(from the Bulletin, February 2006)
The Isle of Wight Helleborine is an enigmatic orchid. It was so called because, when originally found near Ventnor in 1913, it was thought to be a new species. It doesn’t seem to have been seen again until the 1930’s in Bonchurch Landslip and then in 1951 when Dr Laidlaw’s father found a specimen at St Lawrence. By that time, it was recognised that the plant was not unique to the Island, but found in scattered localities in England, Wales and Ireland. It became known as the Green-flowered Helleborine. The plant persisted at St Lawrence until around 1959, but there have been no further confirmed Island records until now.
During a particularly hot spell of weather in August 2003, a visiting botanist, Peter Jupp, found an unusual Helleborine close to the footpath in Eaglehead Copse, a Wildlife Trust reserve. He thought it could be Narrow-lipped Helleborine. The plant lasted a very short time in the heat but I sent photographs to the referee, Professor Richards at Newcastle University. He considered that it could well be a specimen of Green-flowered Helleborine.
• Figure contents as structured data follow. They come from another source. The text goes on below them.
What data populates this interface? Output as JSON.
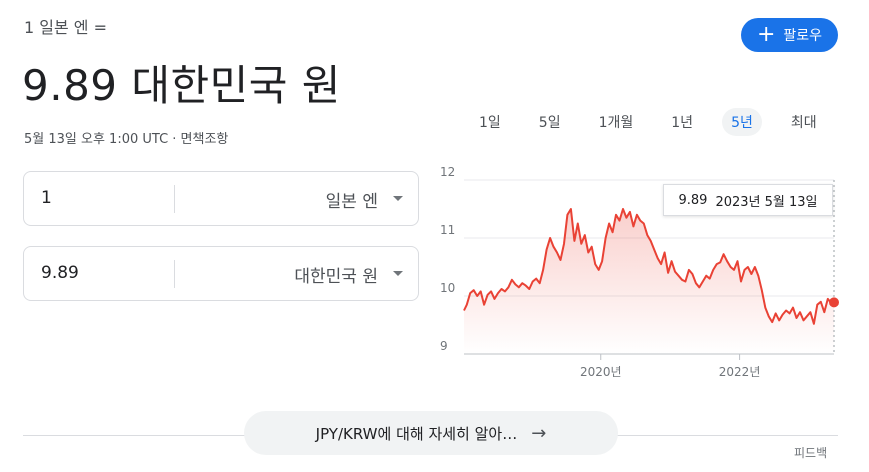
{
  "header": {
    "from_line": "1 일본 엔 =",
    "value_line": "9.89 대한민국 원",
    "timestamp": "5월 13일 오후 1:00 UTC · 면책조항"
  },
  "follow": {
    "label": "팔로우",
    "icon": "plus-icon",
    "color": "#1a73e8"
  },
  "range_tabs": [
    {
      "label": "1일",
      "active": false
    },
    {
      "label": "5일",
      "active": false
    },
    {
      "label": "1개월",
      "active": false
    },
    {
      "label": "1년",
      "active": false
    },
    {
      "label": "5년",
      "active": true
    },
    {
      "label": "최대",
      "active": false
    }
  ],
  "converter": {
    "from": {
      "amount": "1",
      "currency": "일본 엔"
    },
    "to": {
      "amount": "9.89",
      "currency": "대한민국 원"
    }
  },
  "tooltip": {
    "value": "9.89",
    "date": "2023년 5월 13일"
  },
  "chart_data": {
    "type": "area",
    "line_color": "#e94235",
    "ylim": [
      9,
      12
    ],
    "yticks": [
      "12",
      "11",
      "10",
      "9"
    ],
    "xticks": [
      {
        "label": "2020년",
        "x": 2020.0
      },
      {
        "label": "2022년",
        "x": 2022.0
      }
    ],
    "xlim": [
      2018.03,
      2023.36
    ],
    "series": [
      {
        "x": [
          2018.03,
          2018.07,
          2018.12,
          2018.17,
          2018.22,
          2018.27,
          2018.32,
          2018.37,
          2018.42,
          2018.47,
          2018.52,
          2018.57,
          2018.62,
          2018.67,
          2018.72,
          2018.77,
          2018.82,
          2018.87,
          2018.92,
          2018.97,
          2019.02,
          2019.07,
          2019.12,
          2019.17,
          2019.22,
          2019.27,
          2019.32,
          2019.37,
          2019.42,
          2019.47,
          2019.52,
          2019.57,
          2019.62,
          2019.67,
          2019.72,
          2019.77,
          2019.82,
          2019.87,
          2019.92,
          2019.97,
          2020.02,
          2020.07,
          2020.12,
          2020.17,
          2020.22,
          2020.27,
          2020.32,
          2020.37,
          2020.42,
          2020.47,
          2020.52,
          2020.57,
          2020.62,
          2020.67,
          2020.72,
          2020.77,
          2020.82,
          2020.87,
          2020.92,
          2020.97,
          2021.02,
          2021.07,
          2021.12,
          2021.17,
          2021.22,
          2021.27,
          2021.32,
          2021.37,
          2021.42,
          2021.47,
          2021.52,
          2021.57,
          2021.62,
          2021.67,
          2021.72,
          2021.77,
          2021.82,
          2021.87,
          2021.92,
          2021.97,
          2022.02,
          2022.07,
          2022.12,
          2022.17,
          2022.22,
          2022.27,
          2022.32,
          2022.37,
          2022.42,
          2022.47,
          2022.52,
          2022.57,
          2022.62,
          2022.67,
          2022.72,
          2022.77,
          2022.82,
          2022.87,
          2022.92,
          2022.97,
          2023.02,
          2023.07,
          2023.12,
          2023.17,
          2023.22,
          2023.27,
          2023.32,
          2023.36
        ],
        "values": [
          9.75,
          9.85,
          10.05,
          10.1,
          10.0,
          10.08,
          9.85,
          10.02,
          10.08,
          9.95,
          10.05,
          10.12,
          10.08,
          10.15,
          10.28,
          10.2,
          10.15,
          10.22,
          10.18,
          10.12,
          10.25,
          10.3,
          10.22,
          10.45,
          10.8,
          11.0,
          10.85,
          10.75,
          10.62,
          10.9,
          11.4,
          11.5,
          10.95,
          11.25,
          10.9,
          11.05,
          10.75,
          10.85,
          10.55,
          10.45,
          10.6,
          11.0,
          11.25,
          11.1,
          11.4,
          11.3,
          11.5,
          11.35,
          11.45,
          11.2,
          11.4,
          11.3,
          11.25,
          11.05,
          10.95,
          10.8,
          10.65,
          10.55,
          10.75,
          10.4,
          10.6,
          10.42,
          10.35,
          10.28,
          10.25,
          10.45,
          10.38,
          10.22,
          10.15,
          10.25,
          10.35,
          10.3,
          10.45,
          10.55,
          10.58,
          10.72,
          10.6,
          10.5,
          10.45,
          10.6,
          10.25,
          10.45,
          10.5,
          10.38,
          10.5,
          10.35,
          10.1,
          9.8,
          9.65,
          9.55,
          9.7,
          9.58,
          9.68,
          9.75,
          9.7,
          9.8,
          9.62,
          9.72,
          9.58,
          9.65,
          9.72,
          9.52,
          9.85,
          9.9,
          9.72,
          9.95,
          9.88,
          9.89
        ]
      }
    ]
  },
  "learn_more": {
    "label": "JPY/KRW에 대해 자세히 알아…",
    "icon": "arrow-right-icon"
  },
  "feedback": {
    "label": "피드백"
  }
}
It did not reappear in 2004, but in August 2005 Peter Jupp was on holiday here again and he alerted local botanists to the fact that it had reappeared. Again photographs, together with a single pickled floret, were sent to Professor Richards. He was able to confirm that this was indeed Green-flowered Helleborine and was, moreover the same type which was originally found at Ventnor in 1931, now known as Epipactis phyllanthes var. vectensis.
So, after an absence of 44 years, the Isle of Wight Helleborine has reappeared on the Island. It is a plant which has a habit of appearing and then disappearing, only to reappear years later somewhere else, so we must enjoy this special Island plant whilst we can.